The decedent used a walker with four wheels, brakes, and an attached chair, commonly known as a rolling walker, or rollator. The chair is attached to the rollator so if the user gets tired, he can sit down and take a break. We showed that this type of rollator is not designed to be used as a wheelchair or to transport someone. The safety instructions for all rollators clearly indicate that no one should attempt to push the rollator while someone is sitting in the seat, and the various manufacturers warn that using the rollator as a wheelchair or to transport someone “may result in serious injury or death.”
We contended that the caregiver either knew or should have known these basic safety warnings and instructions. If she did and ignored them, she was guilty of gross negligence or intentional misconduct. If she didn’t know the danger of misusing the walker, she was negligent. Either way, we argued, she and the agency that employed her were liable for the decedent's death.

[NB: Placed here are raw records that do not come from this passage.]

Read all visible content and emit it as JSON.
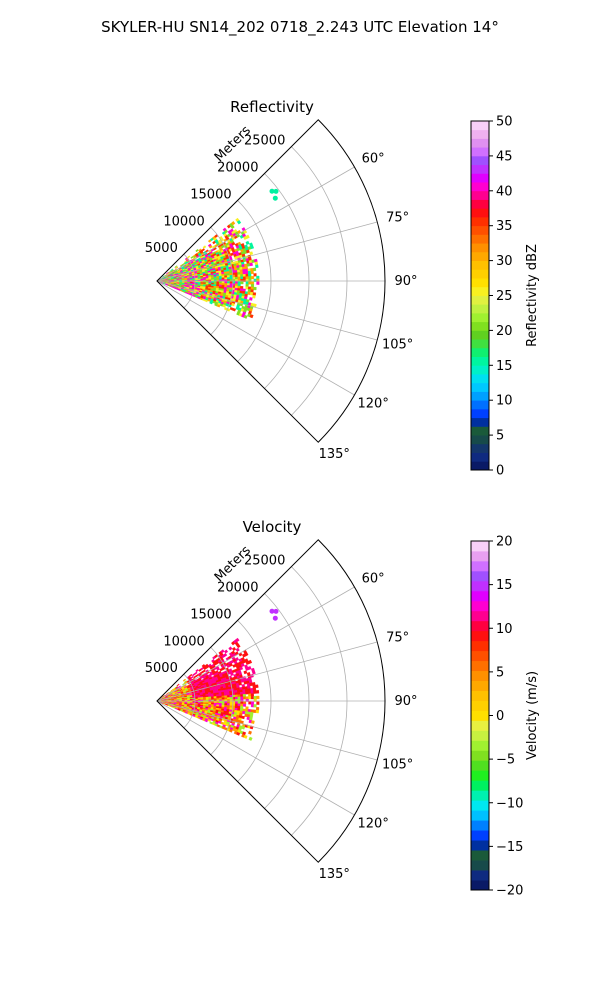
{
  "title": "SKYLER-HU  SN14_202  0718_2.243 UTC Elevation 14°",
  "chart_data": [
    {
      "type": "heatmap",
      "projection": "polar-sector",
      "title": "Reflectivity",
      "range_label": "Meters",
      "range_ticks": [
        5000,
        10000,
        15000,
        20000,
        25000
      ],
      "range_tick_labels": [
        "5000",
        "10000",
        "15000",
        "20000",
        "25000"
      ],
      "rmax": 30000,
      "azimuth_range_deg": [
        45,
        135
      ],
      "azimuth_ticks_deg": [
        60,
        75,
        90,
        105,
        120,
        135
      ],
      "azimuth_tick_labels": [
        "60°",
        "75°",
        "90°",
        "105°",
        "120°",
        "135°"
      ],
      "grid": true,
      "colorbar": {
        "label": "Reflectivity dBZ",
        "min": 0,
        "max": 50,
        "ticks": [
          0,
          5,
          10,
          15,
          20,
          25,
          30,
          35,
          40,
          45,
          50
        ],
        "tick_labels": [
          "0",
          "5",
          "10",
          "15",
          "20",
          "25",
          "30",
          "35",
          "40",
          "45",
          "50"
        ],
        "colors": [
          "#0a1a66",
          "#0f2a80",
          "#14366b",
          "#174a4a",
          "#1a5a3a",
          "#0030a0",
          "#0040ff",
          "#0070ff",
          "#00a0ff",
          "#00c8ff",
          "#00e0f0",
          "#00f0c8",
          "#00f5a0",
          "#10f070",
          "#40e040",
          "#60d020",
          "#80e020",
          "#a0f030",
          "#c0f040",
          "#e0f040",
          "#f8f020",
          "#ffe000",
          "#ffd000",
          "#ffc000",
          "#ffa800",
          "#ff9000",
          "#ff7000",
          "#ff5000",
          "#ff3000",
          "#ff1010",
          "#ff0040",
          "#ff0090",
          "#ff00d0",
          "#e000ff",
          "#c030ff",
          "#a050ff",
          "#d070ff",
          "#e090f0",
          "#f0b0f0",
          "#f8d0f8"
        ]
      },
      "field": {
        "quantity": "reflectivity_dbz",
        "extent_azimuth_deg": [
          52,
          112
        ],
        "max_range_m": 12500,
        "description_values": [
          15,
          20,
          25,
          30,
          35,
          40
        ]
      }
    },
    {
      "type": "heatmap",
      "projection": "polar-sector",
      "title": "Velocity",
      "range_label": "Meters",
      "range_ticks": [
        5000,
        10000,
        15000,
        20000,
        25000
      ],
      "range_tick_labels": [
        "5000",
        "10000",
        "15000",
        "20000",
        "25000"
      ],
      "rmax": 30000,
      "azimuth_range_deg": [
        45,
        135
      ],
      "azimuth_ticks_deg": [
        60,
        75,
        90,
        105,
        120,
        135
      ],
      "azimuth_tick_labels": [
        "60°",
        "75°",
        "90°",
        "105°",
        "120°",
        "135°"
      ],
      "grid": true,
      "colorbar": {
        "label": "Velocity (m/s)",
        "min": -20,
        "max": 20,
        "ticks": [
          -20,
          -15,
          -10,
          -5,
          0,
          5,
          10,
          15,
          20
        ],
        "tick_labels": [
          "−20",
          "−15",
          "−10",
          "−5",
          "0",
          "5",
          "10",
          "15",
          "20"
        ],
        "colors": [
          "#0a1a66",
          "#0f2a80",
          "#174a4a",
          "#1a5a3a",
          "#0030a0",
          "#0040ff",
          "#0080ff",
          "#00c0ff",
          "#00e8f0",
          "#00f0b0",
          "#00f060",
          "#20f020",
          "#50e020",
          "#80e020",
          "#a0f030",
          "#c8f040",
          "#e8f040",
          "#ffe000",
          "#ffd000",
          "#ffc000",
          "#ffa800",
          "#ff9000",
          "#ff7000",
          "#ff5000",
          "#ff3000",
          "#ff1010",
          "#ff0040",
          "#ff0090",
          "#ff00d0",
          "#e000ff",
          "#c030ff",
          "#a050ff",
          "#d070ff",
          "#e8a0f0",
          "#f8d0f8"
        ]
      },
      "field": {
        "quantity": "radial_velocity_ms",
        "extent_azimuth_deg": [
          52,
          112
        ],
        "max_range_m": 12500,
        "description_values": [
          -3,
          0,
          3,
          6,
          9,
          12
        ]
      }
    }
  ]
}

In prosecuting the claim, we also developed evidence that the caregiver had not been properly screened or trained by the agency, despite a YouTube video we located in which the agency said it provided "the most highly trained and qualified caregivers in the industry." In another video we found, this one posted on a job website, the agency's owner stated that becoming a caregiver "doesn't require a significant amount of experience, training or education." The second video suggested that almost anyone could become a caregiver with no prior experience or training. With this evidence, we also asserted a claim against the agency for consumer fraud.
The wife died before the claim was settled. We settled the claim against the agency and caregiver on behalf of the adult children for $275,000.